Foto: Fotorzepa, Jerzy Dudek

– Zasadniczy cel PPK to zwiększenie bezpieczeństwa Polaków na starość przy świadomości niekorzystnych trendów demograficznych – mówił w niedawnym wywiadzie dla „Parkietu" i „Rzeczpospolitej" Paweł Borys, prezes Polskiego Funduszu Rozwoju. – Program ten ma też jednak ogromny wymiar ogólnogospodarczy. Wyższy poziom oszczędności krajowych to większa stabilność gospodarki, lepszy bilans płatniczy, więcej kapitału, który jest dostępny dla sektora przedsiębiorstw. I oczywiście te pieniądze, akcje i obligacje będą wzmacniały rynek kapitałowy. Efektem tego programu będzie też to, że będziemy mogli powiedzieć, że Warszawa jest realnym centrum finansowym Europy Środkowo-Wschodniej. Bo będziemy mieli najszerszą bazę inwestorów długoterminowych – dodał.

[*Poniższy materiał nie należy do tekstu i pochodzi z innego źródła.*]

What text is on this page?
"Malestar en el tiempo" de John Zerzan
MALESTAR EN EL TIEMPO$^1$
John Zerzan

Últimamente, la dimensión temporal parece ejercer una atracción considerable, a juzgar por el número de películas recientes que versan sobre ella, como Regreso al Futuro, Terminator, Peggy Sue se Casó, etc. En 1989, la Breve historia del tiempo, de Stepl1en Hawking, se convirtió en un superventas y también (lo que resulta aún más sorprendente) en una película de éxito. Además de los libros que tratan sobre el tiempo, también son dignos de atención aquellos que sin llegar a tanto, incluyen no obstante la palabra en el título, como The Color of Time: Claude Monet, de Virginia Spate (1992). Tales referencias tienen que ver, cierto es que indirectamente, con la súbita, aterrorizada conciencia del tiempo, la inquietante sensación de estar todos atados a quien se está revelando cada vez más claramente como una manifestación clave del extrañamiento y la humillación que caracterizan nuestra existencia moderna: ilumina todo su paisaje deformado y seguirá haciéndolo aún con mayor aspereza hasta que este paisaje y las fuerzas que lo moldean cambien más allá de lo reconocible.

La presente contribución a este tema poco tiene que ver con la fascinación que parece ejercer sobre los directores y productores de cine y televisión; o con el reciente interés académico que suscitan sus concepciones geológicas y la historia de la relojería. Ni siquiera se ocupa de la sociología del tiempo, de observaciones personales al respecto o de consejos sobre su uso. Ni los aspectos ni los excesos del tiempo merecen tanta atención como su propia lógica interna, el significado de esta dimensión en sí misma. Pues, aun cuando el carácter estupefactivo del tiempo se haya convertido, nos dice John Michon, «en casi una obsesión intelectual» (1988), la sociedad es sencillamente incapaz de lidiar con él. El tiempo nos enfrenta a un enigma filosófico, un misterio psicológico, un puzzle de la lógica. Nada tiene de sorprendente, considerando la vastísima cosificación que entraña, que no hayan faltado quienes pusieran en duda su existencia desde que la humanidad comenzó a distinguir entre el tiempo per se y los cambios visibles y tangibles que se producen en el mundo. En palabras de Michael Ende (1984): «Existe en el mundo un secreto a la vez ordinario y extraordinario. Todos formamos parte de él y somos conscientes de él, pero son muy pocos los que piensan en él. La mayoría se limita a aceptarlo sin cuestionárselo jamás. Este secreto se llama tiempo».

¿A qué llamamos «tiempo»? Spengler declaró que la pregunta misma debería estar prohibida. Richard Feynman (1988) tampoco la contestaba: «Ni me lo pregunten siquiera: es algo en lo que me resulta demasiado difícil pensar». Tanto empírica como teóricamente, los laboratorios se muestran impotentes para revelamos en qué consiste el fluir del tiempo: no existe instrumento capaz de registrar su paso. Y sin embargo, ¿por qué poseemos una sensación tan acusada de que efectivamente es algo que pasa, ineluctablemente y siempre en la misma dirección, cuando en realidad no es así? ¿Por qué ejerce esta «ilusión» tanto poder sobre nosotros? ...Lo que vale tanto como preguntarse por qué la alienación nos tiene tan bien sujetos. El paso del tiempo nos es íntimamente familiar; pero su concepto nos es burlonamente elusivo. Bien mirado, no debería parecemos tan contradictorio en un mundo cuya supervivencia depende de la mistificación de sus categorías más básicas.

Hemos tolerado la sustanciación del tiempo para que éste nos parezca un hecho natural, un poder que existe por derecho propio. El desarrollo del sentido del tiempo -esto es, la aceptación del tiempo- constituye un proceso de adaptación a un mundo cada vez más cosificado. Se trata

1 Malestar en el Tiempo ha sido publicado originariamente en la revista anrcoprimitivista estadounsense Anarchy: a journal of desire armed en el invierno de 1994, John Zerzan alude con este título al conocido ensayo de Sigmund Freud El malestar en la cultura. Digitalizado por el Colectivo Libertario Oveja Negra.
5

Szef PFR przewiduje, że w związku z wprowadzeniem PPK na rynek kapitałowy napłyną kwoty rzędu nawet 15 mld zł rocznie. Z samego budżetu państwa nawet 2,5 mld zł.

Projekt ustawy o pracowniczych planach kapitałowych zakłada, że od połowy przyszłego roku firmy będą zapisywały swoich pracowników do PPK. Ci będą co miesiąc odkładać na emeryturę od 2 proc. do 4 proc. swojej pensji. Pracodawca dołoży im do tego od 1,5 do 4 proc. pensji.

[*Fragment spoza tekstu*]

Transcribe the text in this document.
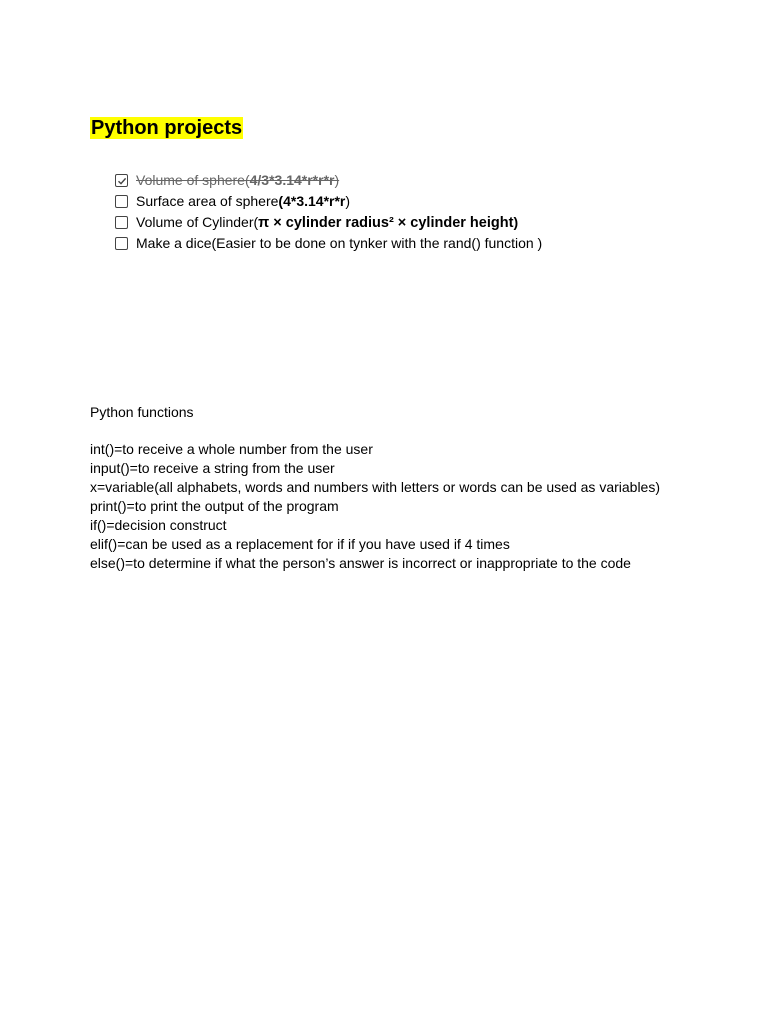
Python projects
Volume of sphere(4/3*3.14*r*r*r)
Surface area of sphere(4*3.14*r*r)
Volume of Cylinder(π × cylinder radius² × cylinder height)
Make a dice(Easier to be done on tynker with the rand() function )

Python functions

int()=to receive a whole number from the user

input()=to receive a string from the user

x=variable(all alphabets, words and numbers with letters or words can be used as variables)

print()=to print the output of the program

if()=decision construct

elif()=can be used as a replacement for if if you have used if 4 times

else()=to determine if what the person’s answer is incorrect or inappropriate to the code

Swoje trzy grosze dorzuci też państwo. Z budżetu wpłaci każdemu oszczędzającemu 250 zł opłaty powitalnej oraz dodatkowo co roku 240 zł.

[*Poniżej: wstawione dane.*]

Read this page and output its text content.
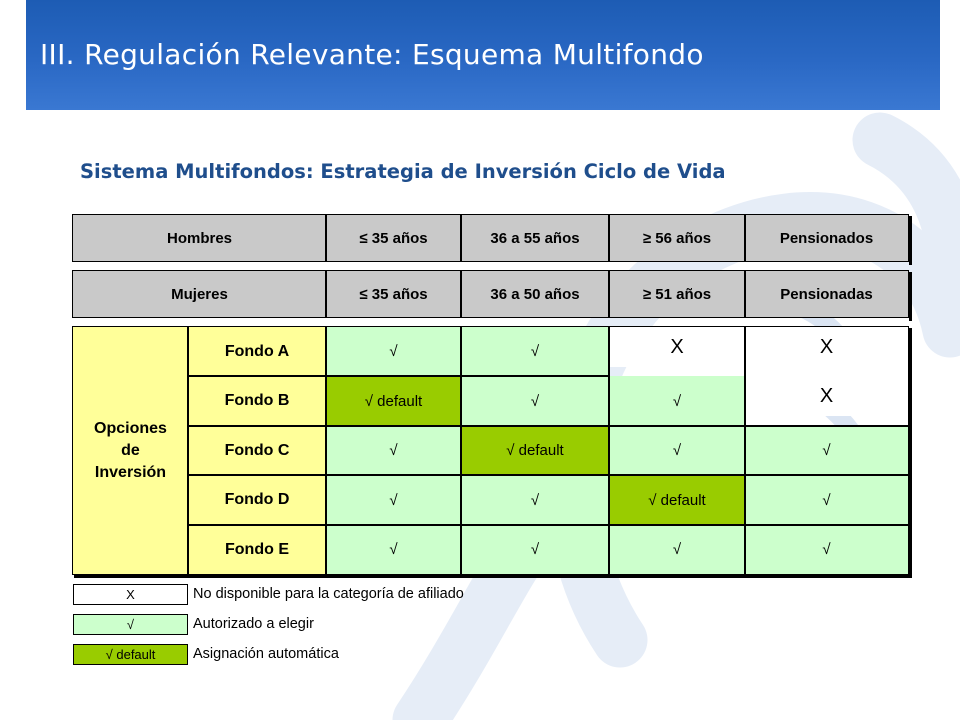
III. Regulación Relevante: Esquema Multifondo
Sistema Multifondos: Estrategia de Inversión Ciclo de Vida
Hombres	≤ 35 años	36 a 55 años	≥ 56 años	Pensionados
Mujeres	≤ 35 años	36 a 50 años	≥ 51 años	Pensionadas
Opciones
de
Inversión
Fondo A	√	√	X	X
Fondo B	√ default	√	√	X
Fondo C	√	√ default	√	√
Fondo D	√	√	√ default	√
Fondo E	√	√	√	√
X	No disponible para la categoría de afiliado
√	Autorizado a elegir
√ default	Asignación automática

Pieniądze będą trafiać do funduszy inwestycyjnych, które mają je pomnażać. Będą inwestować w obligacje i akcje, także za granicą. Za zarządzanie będą pobierać niskie opłaty, do 0,6 proc. zgromadzonych kapitałów (wraz z premią za wyniki). W ostatecznej wersji projektu do grona instytucji, które będą mogły zarządzać pieniędzmi odkładanymi przez oszczędzających w ramach PPK, dołączono PTE oraz zakłady ubezpieczeń.

Wszyscy pracodawcy będą mieli obowiązek uruchomienia w swoich firmach pracowniczych planów kapitałowych. Automatycznie zostaną do nich zapisani wszyscy pracownicy. Każdy będzie mógł jednak zrezygnować z udziału w PPK.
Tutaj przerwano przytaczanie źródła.